Karyawan IT di client mestinya juga mengadopsi Kode Etik tersebut, sehingga bisa terjalin hubungan profesional antara konsultan dengan client. Bertindak fair terhadap kolega juga berlaku bagi karyawan IT di organisasi client dalam memperlakukan vendornya. Apabila dua perusahaan telah sepakat untuk bekerja sama membangun suatu software, maka para profesional IT di kedua perusahaan tersebut harus dapat bekerja sama dengan fair sebagai sesama profesional IT .

Beberapa perlakuan yang tidak fair terhadap kolega, antara lain:

Menganggap kita lebih baik dari rekan kita karena tools yang digunakan. Misalnya, kita yang menggunakan bahasa JAVA lebih baik daripada orang lain yang pakai Visual BASIC.
Kita merasa lebih senior dari orang lain, oleh karena itu kita boleh menganggap yang dikerjakan orang lain lebih jelek dari kita, bahkan tanpa melihat hasil kerjanya terlebih dahulu.
Seorang profesional IT di client merasa lebih tinggi derajatnya daripada profesional IT si vendor sehingga apapun yang disampaikan olehnya lebih benar daripada pendapat profesional IT vendor.
Persaingan yang tidak sehat akan menghasilkan zero-sum game, yaitu kondisi dimana seorang dapat maju dengan cara membuat orang lain mundur.

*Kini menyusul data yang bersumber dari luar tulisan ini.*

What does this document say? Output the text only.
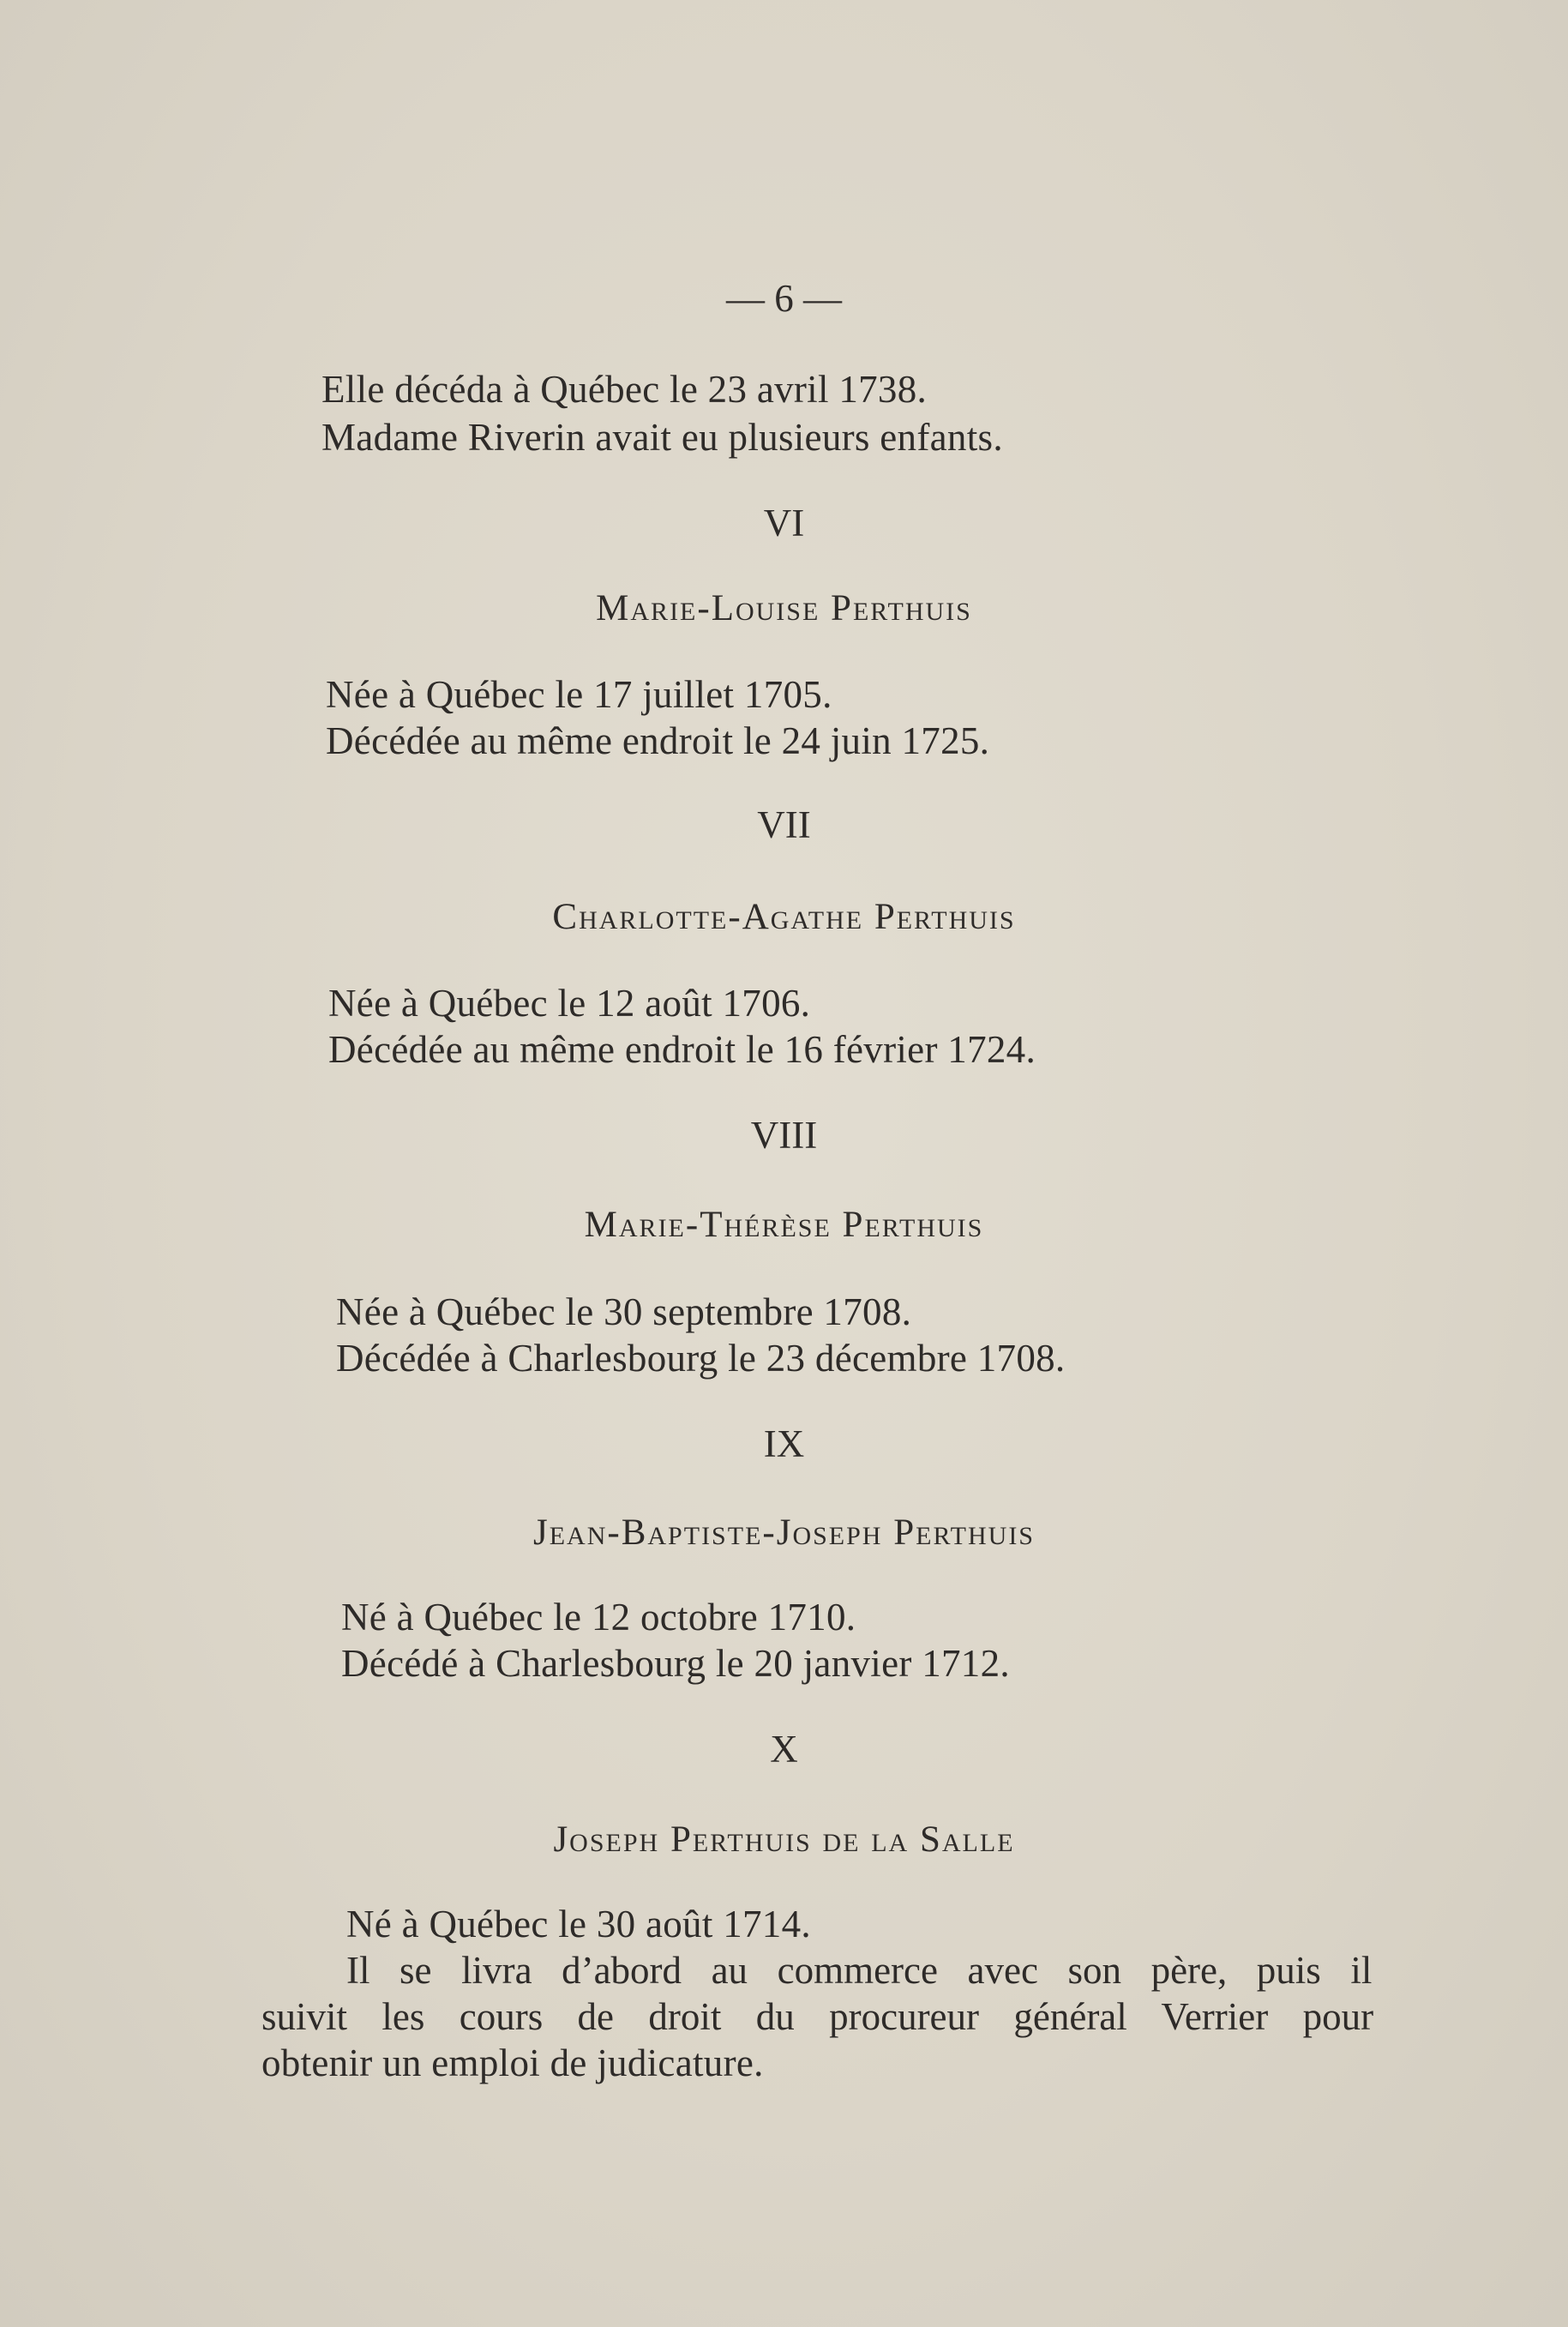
— 6 —
Elle décéda à Québec le 23 avril 1738.
Madame Riverin avait eu plusieurs enfants.
VI
Marie-Louise Perthuis
Née à Québec le 17 juillet 1705.
Décédée au même endroit le 24 juin 1725.
VII
Charlotte-Agathe Perthuis
Née à Québec le 12 août 1706.
Décédée au même endroit le 16 février 1724.
VIII
Marie-Thérèse Perthuis
Née à Québec le 30 septembre 1708.
Décédée à Charlesbourg le 23 décembre 1708.
IX
Jean-Baptiste-Joseph Perthuis
Né à Québec le 12 octobre 1710.
Décédé à Charlesbourg le 20 janvier 1712.
X
Joseph Perthuis de la Salle
Né à Québec le 30 août 1714.
Il se livra d’abord au commerce avec son père, puis il
suivit les cours de droit du procureur général Verrier pour
obtenir un emploi de judicature.
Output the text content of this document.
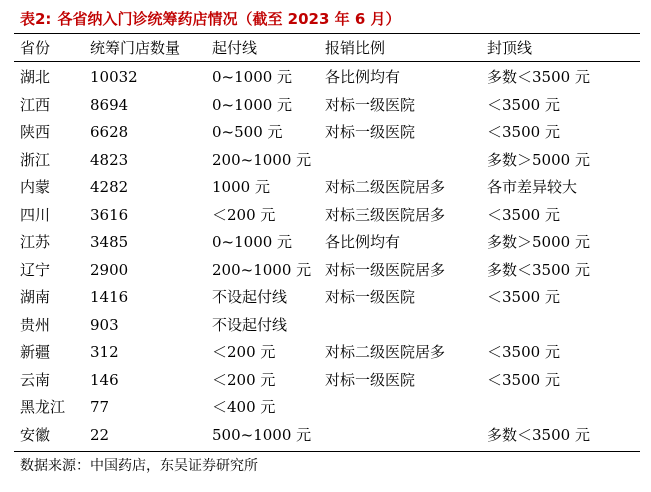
表2: 各省纳入门诊统筹药店情况（截至 2023 年 6 月）
省份	统筹门店数量	起付线	报销比例	封顶线
湖北	10032	0~1000 元	各比例均有	多数＜3500 元
江西	8694	0~1000 元	对标一级医院	＜3500 元
陕西	6628	0~500 元	对标一级医院	＜3500 元
浙江	4823	200~1000 元		多数＞5000 元
内蒙	4282	1000 元	对标二级医院居多	各市差异较大
四川	3616	＜200 元	对标三级医院居多	＜3500 元
江苏	3485	0~1000 元	各比例均有	多数＞5000 元
辽宁	2900	200~1000 元	对标一级医院居多	多数＜3500 元
湖南	1416	不设起付线	对标一级医院	＜3500 元
贵州	903	不设起付线		
新疆	312	＜200 元	对标二级医院居多	＜3500 元
云南	146	＜200 元	对标一级医院	＜3500 元
黑龙江	77	＜400 元		
安徽	22	500~1000 元		多数＜3500 元
数据来源：中国药店，东吴证券研究所
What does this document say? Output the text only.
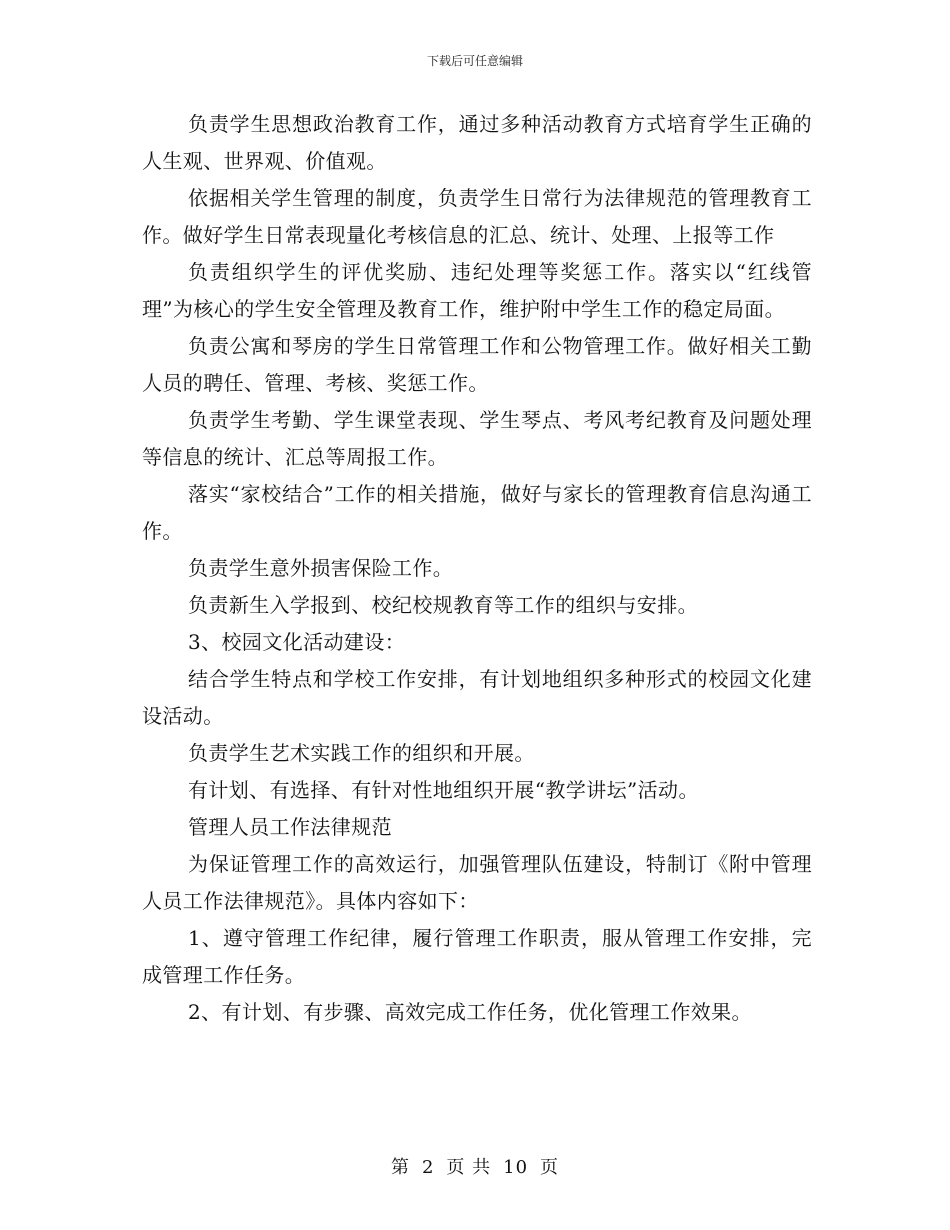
下载后可任意编辑

负责学生思想政治教育工作，通过多种活动教育方式培育学生正确的人生观、世界观、价值观。

依据相关学生管理的制度，负责学生日常行为法律规范的管理教育工作。做好学生日常表现量化考核信息的汇总、统计、处理、上报等工作

负责组织学生的评优奖励、违纪处理等奖惩工作。落实以“红线管理”为核心的学生安全管理及教育工作，维护附中学生工作的稳定局面。

负责公寓和琴房的学生日常管理工作和公物管理工作。做好相关工勤人员的聘任、管理、考核、奖惩工作。

负责学生考勤、学生课堂表现、学生琴点、考风考纪教育及问题处理等信息的统计、汇总等周报工作。

落实“家校结合”工作的相关措施，做好与家长的管理教育信息沟通工作。

负责学生意外损害保险工作。

负责新生入学报到、校纪校规教育等工作的组织与安排。

3、校园文化活动建设：

结合学生特点和学校工作安排，有计划地组织多种形式的校园文化建设活动。

负责学生艺术实践工作的组织和开展。

有计划、有选择、有针对性地组织开展“教学讲坛”活动。

管理人员工作法律规范

为保证管理工作的高效运行，加强管理队伍建设，特制订《附中管理人员工作法律规范》。具体内容如下：

1、遵守管理工作纪律，履行管理工作职责，服从管理工作安排，完成管理工作任务。

2、有计划、有步骤、高效完成工作任务，优化管理工作效果。

第 2 页 共 10 页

Dengan bertindak fair, dapat dimungkinan dua pihak yang berkompetisi dapat sama-sama maju.

Walaupun Kode Etik di atas belum secara resmi diadopsi oleh asosiasi profesi di Indonesia, namun tidak ada salahnya apabila kita para profesional di bidang Software Engineering mengadopsinya secara pribadi. Selain hal tersebut merupakan bentuk pertanggung-jawaban moral sebagai profesional di bidangnya, mengadopsi kode etik akan mengangkat citra kita ke tingkat yang lebih tinggi. Selain itu, dengan mulai mengikutinya sejak awal, maka, ketika suatu saat kode etik tersebut menjadi resmi diadopsi, kita telah siap.